Tasty comedy of lesbian manners
A LUDICROUS plot and over-the-top acting underscore the playfulness of this comedy while suggesting that one should not take oneself too seriously; but before dismissing it as a lightweight piece, it should be remembered that there is some truth in the precept that “he who lives without folly is not as wise as he imagines”. Under the surface tonguein-cheek melodrama are the edifying themes of courage, honesty and selfacceptance.
In mid-20th century America, no female with aspirations to a social life would admit to being lesbian, so when the ladies of the Susan B Anthony Society for the Sisters of Gertrude Stein convene to celebrate the Quiche of 1956 (an annual festivity), the five women participating in the ceremony claim to be widows to explain their single status.
The venue is a community centre cluttered with 1950s domestic appliances to suggest the proper domain of womanhood, while an obsession with the nuclear threat of the then Cold War is exemplified by an alarm in the wall.
The Sisters are dressed in the full-skirted fashion of that age, and excruciatingly genteel.
Enter the Quiche of the Year, a concoction involving spinach, asparagus, eggs and no meat; these women are appalled by carnivorous practices but besotted with eggs, and are extremely earnest
But then the alarm signals a nuclear scare, the doors are sealed, and the quintet is trapped without access to eggs for the next four years.

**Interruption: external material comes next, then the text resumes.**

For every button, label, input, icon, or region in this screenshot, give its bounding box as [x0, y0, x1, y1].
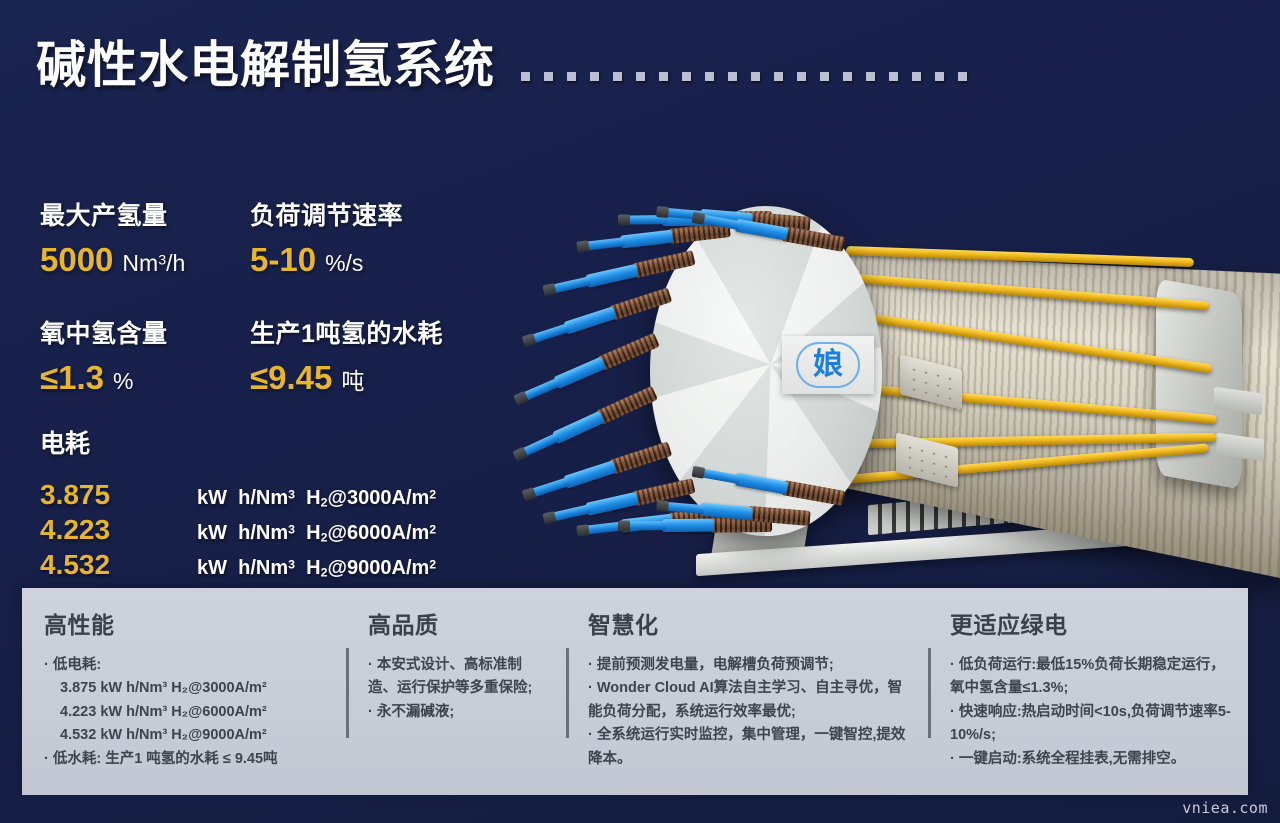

Ridiculous? Certainly, but this crisis conduces to admitting truths that would otherwise remain buried beneath stifling layers of convention, and as each woman emerges from her closet in a halo of self-discovery.
Ensemble is paramount and well handled, with notable portrayals from Stanley, as the portly Ginny on sufferance in the sisterhood, and Malan as Lulie, the society’s president with something to hide.
By the end of the show we feel that here are five women whose reaction to the unexpected is instructive and entertaining – in the tradition of all good theatre.